Ondan ayrılalı bir gün geçmedi, daha şimdiden özledim.
Haftalardır hazırlanıyordu bu gidişe. Odasını, bütün eşyalarını topladı, iki
bavula sığdırdı hepsini; kıyafetlerini, kitaplarını, fotoğraflarını. Geride hiçbir
şeyi bırakmadı. Üç ay sonra beni görmeye gelecekmiş, öyle diyor. Ama ben
biliyorum gelmeyeceğini, hiç dönmeyeceğini. Aklım
sizde kalıyor, demesine inanmıyorum; çocuk muyum, kanayım bu sözlere? Biraz
hüzün vardır içinde, o da alışmıştır; burada büyüdü sayılır, özleyecektir beni elbette.
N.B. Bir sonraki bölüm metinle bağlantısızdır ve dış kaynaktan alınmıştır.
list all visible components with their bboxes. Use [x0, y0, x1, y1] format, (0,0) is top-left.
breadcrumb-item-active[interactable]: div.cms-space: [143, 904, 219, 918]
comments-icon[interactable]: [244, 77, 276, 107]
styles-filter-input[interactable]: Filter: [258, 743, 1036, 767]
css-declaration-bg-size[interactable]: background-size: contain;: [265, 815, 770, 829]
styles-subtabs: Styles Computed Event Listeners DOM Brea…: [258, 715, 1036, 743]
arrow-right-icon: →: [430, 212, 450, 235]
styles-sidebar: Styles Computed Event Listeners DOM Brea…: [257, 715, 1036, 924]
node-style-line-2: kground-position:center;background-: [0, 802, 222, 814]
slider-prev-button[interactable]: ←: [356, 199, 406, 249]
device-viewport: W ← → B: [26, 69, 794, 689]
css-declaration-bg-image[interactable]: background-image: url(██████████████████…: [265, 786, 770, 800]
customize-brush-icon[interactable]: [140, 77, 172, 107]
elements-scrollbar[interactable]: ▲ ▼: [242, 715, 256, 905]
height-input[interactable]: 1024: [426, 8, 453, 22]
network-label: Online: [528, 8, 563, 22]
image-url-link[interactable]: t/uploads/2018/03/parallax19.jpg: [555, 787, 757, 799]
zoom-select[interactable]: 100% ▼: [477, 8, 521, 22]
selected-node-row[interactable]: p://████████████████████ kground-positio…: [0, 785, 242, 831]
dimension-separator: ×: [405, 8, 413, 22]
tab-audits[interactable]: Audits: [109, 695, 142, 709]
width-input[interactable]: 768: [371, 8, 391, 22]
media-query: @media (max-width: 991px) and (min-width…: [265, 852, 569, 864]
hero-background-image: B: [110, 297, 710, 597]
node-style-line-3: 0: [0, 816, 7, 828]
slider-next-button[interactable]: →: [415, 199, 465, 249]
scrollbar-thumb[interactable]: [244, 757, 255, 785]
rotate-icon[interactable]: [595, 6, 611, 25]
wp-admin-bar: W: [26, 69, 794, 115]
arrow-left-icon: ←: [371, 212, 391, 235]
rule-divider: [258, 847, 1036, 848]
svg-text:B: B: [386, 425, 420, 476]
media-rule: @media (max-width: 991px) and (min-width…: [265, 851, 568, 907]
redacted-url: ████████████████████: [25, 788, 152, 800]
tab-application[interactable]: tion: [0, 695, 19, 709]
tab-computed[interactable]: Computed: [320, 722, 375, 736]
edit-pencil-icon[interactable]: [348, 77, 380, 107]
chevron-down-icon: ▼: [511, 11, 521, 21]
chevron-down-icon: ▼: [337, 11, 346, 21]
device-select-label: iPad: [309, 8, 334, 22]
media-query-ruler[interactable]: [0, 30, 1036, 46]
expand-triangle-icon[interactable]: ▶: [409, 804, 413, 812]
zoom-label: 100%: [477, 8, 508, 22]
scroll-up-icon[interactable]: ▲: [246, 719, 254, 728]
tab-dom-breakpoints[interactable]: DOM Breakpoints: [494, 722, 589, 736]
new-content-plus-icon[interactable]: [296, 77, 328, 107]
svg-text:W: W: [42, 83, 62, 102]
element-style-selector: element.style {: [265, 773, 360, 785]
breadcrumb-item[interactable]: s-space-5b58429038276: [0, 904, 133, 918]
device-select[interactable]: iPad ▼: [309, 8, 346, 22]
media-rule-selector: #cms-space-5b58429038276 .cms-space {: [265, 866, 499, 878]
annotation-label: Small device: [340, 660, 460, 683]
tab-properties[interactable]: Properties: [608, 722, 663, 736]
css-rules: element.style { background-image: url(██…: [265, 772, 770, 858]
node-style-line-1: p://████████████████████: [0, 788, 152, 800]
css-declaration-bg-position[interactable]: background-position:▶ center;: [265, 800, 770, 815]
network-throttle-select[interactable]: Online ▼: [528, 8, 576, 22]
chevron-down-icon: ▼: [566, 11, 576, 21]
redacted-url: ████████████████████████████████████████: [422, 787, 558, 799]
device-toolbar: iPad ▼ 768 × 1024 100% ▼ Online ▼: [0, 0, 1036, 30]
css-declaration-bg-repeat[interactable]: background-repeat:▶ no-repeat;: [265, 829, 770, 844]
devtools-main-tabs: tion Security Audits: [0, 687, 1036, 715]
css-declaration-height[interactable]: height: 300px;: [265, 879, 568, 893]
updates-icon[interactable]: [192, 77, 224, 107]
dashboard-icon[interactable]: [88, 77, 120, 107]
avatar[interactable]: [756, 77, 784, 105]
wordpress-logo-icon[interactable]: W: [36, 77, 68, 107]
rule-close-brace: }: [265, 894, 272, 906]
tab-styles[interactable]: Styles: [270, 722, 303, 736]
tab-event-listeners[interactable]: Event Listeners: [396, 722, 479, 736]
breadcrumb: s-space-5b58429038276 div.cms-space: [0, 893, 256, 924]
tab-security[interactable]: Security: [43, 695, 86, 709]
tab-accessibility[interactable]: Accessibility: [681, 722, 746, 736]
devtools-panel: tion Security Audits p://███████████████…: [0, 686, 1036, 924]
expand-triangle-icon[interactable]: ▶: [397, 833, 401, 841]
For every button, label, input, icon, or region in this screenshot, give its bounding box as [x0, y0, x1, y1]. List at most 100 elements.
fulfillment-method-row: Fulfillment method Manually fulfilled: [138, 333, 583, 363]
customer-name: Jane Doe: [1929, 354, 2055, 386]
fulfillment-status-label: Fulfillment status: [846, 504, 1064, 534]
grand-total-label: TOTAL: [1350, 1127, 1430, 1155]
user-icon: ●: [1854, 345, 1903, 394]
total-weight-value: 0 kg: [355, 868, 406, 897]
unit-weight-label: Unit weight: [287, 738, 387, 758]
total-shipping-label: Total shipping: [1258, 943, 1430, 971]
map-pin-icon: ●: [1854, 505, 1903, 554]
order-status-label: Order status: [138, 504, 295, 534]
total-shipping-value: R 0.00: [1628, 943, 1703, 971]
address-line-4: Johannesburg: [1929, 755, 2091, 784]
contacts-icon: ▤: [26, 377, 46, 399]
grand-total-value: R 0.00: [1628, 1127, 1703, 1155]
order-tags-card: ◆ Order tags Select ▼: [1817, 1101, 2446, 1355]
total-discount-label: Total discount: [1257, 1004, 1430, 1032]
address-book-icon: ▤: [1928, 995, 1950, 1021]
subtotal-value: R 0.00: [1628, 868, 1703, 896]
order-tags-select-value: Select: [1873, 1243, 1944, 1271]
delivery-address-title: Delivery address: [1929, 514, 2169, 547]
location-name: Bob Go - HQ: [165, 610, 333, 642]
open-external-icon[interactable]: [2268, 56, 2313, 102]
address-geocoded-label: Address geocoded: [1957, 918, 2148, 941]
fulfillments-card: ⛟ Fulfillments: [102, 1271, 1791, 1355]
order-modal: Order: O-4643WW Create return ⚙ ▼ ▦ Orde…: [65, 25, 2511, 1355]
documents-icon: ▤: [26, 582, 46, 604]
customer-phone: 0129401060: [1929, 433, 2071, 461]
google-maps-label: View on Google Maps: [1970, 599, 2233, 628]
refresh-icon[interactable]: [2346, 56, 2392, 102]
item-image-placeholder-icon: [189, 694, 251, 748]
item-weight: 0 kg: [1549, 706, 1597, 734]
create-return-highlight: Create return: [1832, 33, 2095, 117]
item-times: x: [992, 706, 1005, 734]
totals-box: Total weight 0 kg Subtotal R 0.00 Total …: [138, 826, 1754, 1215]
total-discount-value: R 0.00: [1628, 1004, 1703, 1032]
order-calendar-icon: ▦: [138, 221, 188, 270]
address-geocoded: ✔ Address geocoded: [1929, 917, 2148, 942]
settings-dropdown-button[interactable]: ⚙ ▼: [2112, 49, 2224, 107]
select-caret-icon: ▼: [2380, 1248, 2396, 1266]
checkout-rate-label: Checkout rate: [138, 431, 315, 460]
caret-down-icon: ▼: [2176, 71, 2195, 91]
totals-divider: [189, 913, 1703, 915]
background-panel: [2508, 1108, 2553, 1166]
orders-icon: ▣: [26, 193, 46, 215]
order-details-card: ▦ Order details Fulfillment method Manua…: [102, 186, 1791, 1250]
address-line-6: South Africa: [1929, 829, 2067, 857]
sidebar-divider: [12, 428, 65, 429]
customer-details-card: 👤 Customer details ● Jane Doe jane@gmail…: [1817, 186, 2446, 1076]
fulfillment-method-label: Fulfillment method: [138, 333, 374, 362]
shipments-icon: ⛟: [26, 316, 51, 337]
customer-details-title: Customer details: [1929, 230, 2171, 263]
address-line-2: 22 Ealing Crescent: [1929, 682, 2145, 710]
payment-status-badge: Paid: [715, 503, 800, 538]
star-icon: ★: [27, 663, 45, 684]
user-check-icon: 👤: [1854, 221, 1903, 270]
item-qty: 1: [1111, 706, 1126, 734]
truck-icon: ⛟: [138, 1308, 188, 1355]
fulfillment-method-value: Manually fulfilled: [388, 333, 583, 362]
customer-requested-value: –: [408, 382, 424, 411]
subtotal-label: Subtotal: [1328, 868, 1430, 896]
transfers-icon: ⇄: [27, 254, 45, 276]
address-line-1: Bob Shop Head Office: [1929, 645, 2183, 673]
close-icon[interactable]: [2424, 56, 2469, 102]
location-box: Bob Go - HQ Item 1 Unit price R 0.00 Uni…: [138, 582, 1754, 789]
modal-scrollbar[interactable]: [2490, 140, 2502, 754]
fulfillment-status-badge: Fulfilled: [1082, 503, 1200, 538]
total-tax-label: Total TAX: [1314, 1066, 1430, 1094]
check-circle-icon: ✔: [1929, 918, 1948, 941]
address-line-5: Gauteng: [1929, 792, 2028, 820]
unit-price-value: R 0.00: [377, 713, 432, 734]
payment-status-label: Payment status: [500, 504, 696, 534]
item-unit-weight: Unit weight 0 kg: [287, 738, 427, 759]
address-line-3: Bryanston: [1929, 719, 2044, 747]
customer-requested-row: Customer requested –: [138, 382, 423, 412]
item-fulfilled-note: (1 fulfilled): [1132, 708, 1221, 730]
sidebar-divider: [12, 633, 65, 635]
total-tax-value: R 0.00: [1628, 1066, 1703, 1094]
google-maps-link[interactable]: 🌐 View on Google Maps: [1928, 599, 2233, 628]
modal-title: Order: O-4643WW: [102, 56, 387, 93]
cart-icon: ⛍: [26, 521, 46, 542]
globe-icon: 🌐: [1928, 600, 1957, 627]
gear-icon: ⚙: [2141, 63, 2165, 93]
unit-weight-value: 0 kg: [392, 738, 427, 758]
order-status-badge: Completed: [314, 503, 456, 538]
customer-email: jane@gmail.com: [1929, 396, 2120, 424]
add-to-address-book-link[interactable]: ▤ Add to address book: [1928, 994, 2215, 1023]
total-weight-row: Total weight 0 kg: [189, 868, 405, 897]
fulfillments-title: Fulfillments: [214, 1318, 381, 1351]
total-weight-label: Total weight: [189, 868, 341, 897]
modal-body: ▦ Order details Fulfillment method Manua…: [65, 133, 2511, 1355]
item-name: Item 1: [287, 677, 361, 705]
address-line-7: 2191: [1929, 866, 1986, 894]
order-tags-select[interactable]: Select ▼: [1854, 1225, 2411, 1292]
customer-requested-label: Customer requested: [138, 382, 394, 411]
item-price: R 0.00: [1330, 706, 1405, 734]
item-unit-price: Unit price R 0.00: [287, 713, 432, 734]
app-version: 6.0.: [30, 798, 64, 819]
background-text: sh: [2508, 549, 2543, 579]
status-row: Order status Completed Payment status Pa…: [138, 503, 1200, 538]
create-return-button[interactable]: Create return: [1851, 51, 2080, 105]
Ama benim onu özleyeceğim kadar değil. Gitmesini ben istedim, o da hiç itiraz
etmedi, hemen kabul etti. Uzun zamandır bunu bekliyor gibiydi. Gözleri de
parladı mı ne, git artık, dediğimde?
Onsuz nasıl yaşayacağımı bilmiyorum. Eve tıkılıp kaldığımdan
beri kaç kişi gelip duramadan gitti de bir o bırakmadı beni. Elim, kolum, aklım,
her şeyim oldu yıllar içinde. Bir Allah’ın kulunun yanıma uğramadığı günlerde hep
yanımdaydı. Çocuklar da güvendi tabii, nasıl olsa o vardı. Her biri diğerine eş
günlerim o geldikten sonra anlam buldu. Neşe getirdi varlığıyla. Tabii bütün bu
düşündüklerimden haberi yok. Ona söylemedim, tek kelime çıkmadı ağzımdan. Heyecanını
kaybetmesin diye üzüntümü belli etmedim. Sözümden geri döndüğümü düşünmesini
istemedim. Gurur yapardı, vazgeçerdi gitmekten. O, içi kıpır kıpır, kelebekler
gibi evin odaları arasında uçuşur toplanırken ben günlerce yataktan çıkmadım. Biraz yorgunum, dedim, bir şeyim yok, dinlenirsem geçer. İnanmadı
tabii. Beni en iyi o tanır; gözümden, bir sözümden anlar halimi. Fakat inanmış
gibi yaptı. Sorarsa, kal, dememden
korktu galiba.
Bu sabah çok erken, o daha gitmeden, camın önündeki koltuğa
oturdum, ellerim titreyerek bir veda mektubu yazdım.
Güzel kızım,
Uzun yıllardır beraberiz, benim için çok fedakarlık yaptın, her halimde
yanımdaydın. Hayatım kolay değil, bu zorluğa seni de ortak ettim. Sana
ihtiyacım vardı ve sen beni hiç geri çevirmedin, güçlüklere dayandın. Artık
kendi kanatlarınla uçma, yola çıkma vakti geldi. Elbette benim için çok zor
senden ayrılmak, bu hayatı sensiz yaşamak. Ama sana gitme demeyeceğim. Git. Hâlâ
gençken ve kendine bir hayat kurabilecekken istediğin gibi ve dolu dolu yaşa. Değişik
yerler keşfet, yeni insanlar tanı, aşık ol. Her ânının tadını çıkart ve
gidişinden bir gün bile pişman olma. Beni sakın düşünme. Şimdiye kadar verdiğin
emek ve gösterdiğin vefa için müteşekkirim. Bugüne kadar yaşadıysam,
sayendedir. Yolun açık olsun.
Yazdıklarımı birkaç kez okudum. Gözyaşlarım akarken, mektubu özenle katladım, odasında görüp bir gün lazım olur diye aldığım mor zarfa koydum, bavuluna sakladım. Bulduğunda arar.